Tuesday, October 14, 2008

That Big Database in the Sky

Are we getting ever closer to that large digital repository in the sky that enables any library patron to access the collections of their own and all other libraries from their computer? Perhaps. I believe this concept will come to represent a major element in the changed definition of 'library.' We are many years off that eventuality however, this new initiative may provide a glimpse of the opportunity.

Something named the HathiTrust has announced a large scale digital repository initiative in collaboration with 13 charter member research libraries. From the press release,

A group of the nation’s largest research libraries are collaborating to create a repository of their vast digital collections, including millions of books, organizers announced today. These holdings will be archived and preserved in a single repository called the HathiTrust. Materials in the public domain will be available for reading online.

Launched jointly by the 12-university consortium known as the Committee on Institutional Cooperation (CIC) and the 11 university libraries of the University of California system, the HathiTrust leverages the time-honored commitment to preservation and access to information that university libraries have valued for centuries. UC’s participation will be coordinated by the California Digital Library (CDL), which brings its deep and innovative experience in digital curation and online scholarship to the HathiTrust.

“This effort combines the expertise and resources of some of the nation’s foremost research libraries and holds even greater promise as it seeks to grow beyond the initial partners,” says John Wilkin, associate university librarian of the University of Michigan and the newly named executive director of HathiTrust. Hathi (pronounced hah-TEE), the Hindi word for elephant incorporated into the repository’s name, underscores the immensity of this undertaking, Wilkin says. Elephants also evoke memory, wisdom, and strength.

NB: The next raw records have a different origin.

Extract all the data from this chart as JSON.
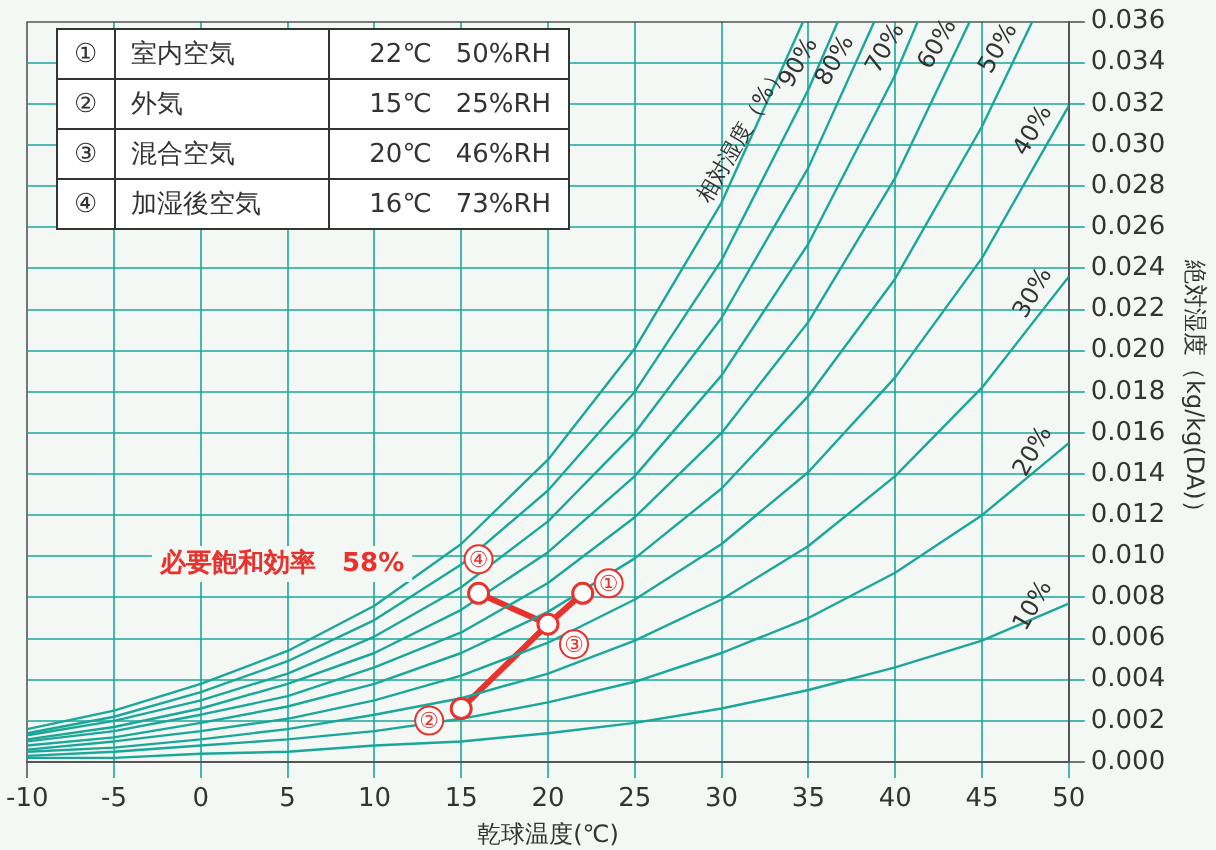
{
  "chart_data": {
    "type": "line",
    "xlabel": "乾球温度(℃)",
    "ylabel": "絶対湿度（kg/kg(DA)）",
    "xlim": [
      -10,
      50
    ],
    "xticks": [
      -10,
      -5,
      0,
      5,
      10,
      15,
      20,
      25,
      30,
      35,
      40,
      45,
      50
    ],
    "ylim": [
      0,
      0.036
    ],
    "yticks": [
      {
        "value": 0,
        "label": "0.000"
      },
      0.002,
      0.004,
      0.006,
      0.008,
      {
        "value": 0.01,
        "label": "0.010"
      },
      0.012,
      0.014,
      0.016,
      0.018,
      {
        "value": 0.02,
        "label": "0.020"
      },
      0.022,
      0.024,
      0.026,
      0.028,
      {
        "value": 0.03,
        "label": "0.030"
      },
      0.032,
      0.034,
      0.036
    ],
    "grid": true,
    "series": [
      {
        "type": "line",
        "color": "#1aa79a",
        "x": [
          -10,
          -5,
          0,
          5,
          10,
          15,
          20,
          25,
          30,
          34.7
        ],
        "values": [
          0.0016,
          0.0025,
          0.0038,
          0.0054,
          0.0076,
          0.0106,
          0.0147,
          0.0201,
          0.0272,
          0.036
        ]
      },
      {
        "type": "line",
        "color": "#1aa79a",
        "x": [
          -10,
          -5,
          0,
          5,
          10,
          15,
          20,
          25,
          30,
          35,
          36.7
        ],
        "values": [
          0.0014,
          0.0022,
          0.0034,
          0.0049,
          0.0069,
          0.0096,
          0.0132,
          0.018,
          0.0244,
          0.0327,
          0.036
        ]
      },
      {
        "type": "line",
        "color": "#1aa79a",
        "x": [
          -10,
          -5,
          0,
          5,
          10,
          15,
          20,
          25,
          30,
          35,
          38.8
        ],
        "values": [
          0.0013,
          0.002,
          0.003,
          0.0043,
          0.0061,
          0.0085,
          0.0117,
          0.016,
          0.0216,
          0.0289,
          0.036
        ]
      },
      {
        "type": "line",
        "color": "#1aa79a",
        "x": [
          -10,
          -5,
          0,
          5,
          10,
          15,
          20,
          25,
          30,
          35,
          40,
          41.3
        ],
        "values": [
          0.0011,
          0.0017,
          0.0026,
          0.0038,
          0.0053,
          0.0074,
          0.0102,
          0.0139,
          0.0188,
          0.0252,
          0.0334,
          0.036
        ]
      },
      {
        "type": "line",
        "color": "#1aa79a",
        "x": [
          -10,
          -5,
          0,
          5,
          10,
          15,
          20,
          25,
          30,
          35,
          40,
          44.3
        ],
        "values": [
          0.001,
          0.0015,
          0.0023,
          0.0032,
          0.0046,
          0.0063,
          0.0087,
          0.0119,
          0.016,
          0.0214,
          0.0284,
          0.036
        ]
      },
      {
        "type": "line",
        "color": "#1aa79a",
        "x": [
          -10,
          -5,
          0,
          5,
          10,
          15,
          20,
          25,
          30,
          35,
          40,
          45,
          47.9
        ],
        "values": [
          0.0008,
          0.0012,
          0.0019,
          0.0027,
          0.0038,
          0.0053,
          0.0073,
          0.0099,
          0.0133,
          0.0178,
          0.0235,
          0.0309,
          0.036
        ]
      },
      {
        "type": "line",
        "color": "#1aa79a",
        "x": [
          -10,
          -5,
          0,
          5,
          10,
          15,
          20,
          25,
          30,
          35,
          40,
          45,
          50
        ],
        "values": [
          0.0006,
          0.001,
          0.0015,
          0.0021,
          0.003,
          0.0042,
          0.0058,
          0.0079,
          0.0106,
          0.0141,
          0.0187,
          0.0245,
          0.0319
        ]
      },
      {
        "type": "line",
        "color": "#1aa79a",
        "x": [
          -10,
          -5,
          0,
          5,
          10,
          15,
          20,
          25,
          30,
          35,
          40,
          45,
          50
        ],
        "values": [
          0.0005,
          0.0007,
          0.0011,
          0.0016,
          0.0023,
          0.0031,
          0.0043,
          0.0059,
          0.0079,
          0.0105,
          0.0139,
          0.0182,
          0.0236
        ]
      },
      {
        "type": "line",
        "color": "#1aa79a",
        "x": [
          -10,
          -5,
          0,
          5,
          10,
          15,
          20,
          25,
          30,
          35,
          40,
          45,
          50
        ],
        "values": [
          0.0003,
          0.0005,
          0.0008,
          0.0011,
          0.0015,
          0.0021,
          0.0029,
          0.0039,
          0.0053,
          0.007,
          0.0092,
          0.012,
          0.0155
        ]
      },
      {
        "type": "line",
        "color": "#1aa79a",
        "x": [
          -10,
          -5,
          0,
          5,
          10,
          15,
          20,
          25,
          30,
          35,
          40,
          45,
          50
        ],
        "values": [
          0.0002,
          0.0002,
          0.0004,
          0.0005,
          0.0008,
          0.001,
          0.0014,
          0.0019,
          0.0026,
          0.0035,
          0.0046,
          0.0059,
          0.0077
        ]
      },
      {
        "type": "line",
        "color": "#e8322d",
        "x": [
          15,
          20,
          22
        ],
        "values": [
          0.0026,
          0.0067,
          0.0082
        ]
      },
      {
        "type": "line",
        "color": "#e8322d",
        "x": [
          16,
          20
        ],
        "values": [
          0.0082,
          0.0067
        ]
      },
      {
        "type": "scatter",
        "color": "#e8322d",
        "marker": "circle",
        "x": [
          22,
          15,
          20,
          16
        ],
        "values": [
          0.0082,
          0.0026,
          0.0067,
          0.0082
        ]
      }
    ],
    "annotations": [
      "①",
      "室内空気",
      "22℃",
      "50%RH",
      "②",
      "外気",
      "15℃",
      "25%RH",
      "③",
      "混合空気",
      "20℃",
      "46%RH",
      "④",
      "加湿後空気",
      "16℃",
      "73%RH",
      "必要飽和効率　58%",
      {
        "text": "①",
        "x": 22,
        "y": 0.0082
      },
      {
        "text": "②",
        "x": 15,
        "y": 0.0026
      },
      {
        "text": "③",
        "x": 20,
        "y": 0.0067
      },
      {
        "text": "④",
        "x": 16,
        "y": 0.0082
      },
      "相対湿度（%）",
      {
        "text": "90%",
        "x": 35.5,
        "y": 0.0337
      },
      {
        "text": "80%",
        "x": 37.6,
        "y": 0.0338
      },
      {
        "text": "70%",
        "x": 40.5,
        "y": 0.0344
      },
      {
        "text": "60%",
        "x": 43.5,
        "y": 0.0346
      },
      {
        "text": "50%",
        "x": 47,
        "y": 0.0344
      },
      {
        "text": "40%",
        "x": 49,
        "y": 0.0304
      },
      {
        "text": "30%",
        "x": 49,
        "y": 0.0225
      },
      {
        "text": "20%",
        "x": 49,
        "y": 0.0148
      },
      {
        "text": "10%",
        "x": 49,
        "y": 0.0073
      }
    ]
  }
}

As of today, HathiTrust contains more than 2 million volumes and approximately ¾ of a billion pages, about 16 percent of which are in the public domain. Public domain materials will be available for reading online. Materials protected by copyright, although not available for reading online, are given the full range of digital archiving services, thereby offering member libraries a reliable means to preserve their collections. Organizers also expect to use those materials in the research and development of the Trust.

Volumes are added to the repository daily, and content will grow rapidly as the University of California, CIC member libraries, and other prospective partners contribute their digitized content. Also today, the founding partners announce that the University of Virginia is joining the initiative.

Each of the founding partners brings extensive and highly regarded expertise in the areas of information technology, digital libraries, and project management to this endeavor. Creation of the HathiTrust supports the digitization efforts of the CIC and the University of California, each of which has entered into collective agreements with Google to digitize portions of the collections of their libraries, more than 10 million volumes in total, as part of the Google Book Search project. Materials digitized through other means will also be made available through HathiTrust.

HathiTrust provides libraries a means to archive and provide access to their digital content, whether scanned volumes, special collections, or born-digital materials. Preserving materials for the long term has long been a mission and driving force of leading research libraries. Their collections, accumulated over centuries, represent a treasury of cultural heritage and investment in the broad public good of promoting scholarship and advancing knowledge. The representation of these resources in digital form provides expanded opportunities for innovative use in research, teaching, and learning, but must be done with careful attention to effective solutions for the curation and long-term preservation of digital assets.

This is an initiative worth following closely. The collaboration between libraries looks like the single most important differentiator compared with other digital initiatives particularly the Google digitization program. Hathi's application to the in-copyright world should be closely watched. As this program matures I expect the Trust will seek licencing terms that enable on-line viewing for in-copyright materials. Currently, the application is for preservation only.

Anonymous said...

since this is a reworking of umich stuff,
i expect end-users will have to deal with
their clumsy one-page-at-a-time viewer,
instead of getting public-domain books
in their entirety in a single-file, meaning
they've seriously compromised the utility.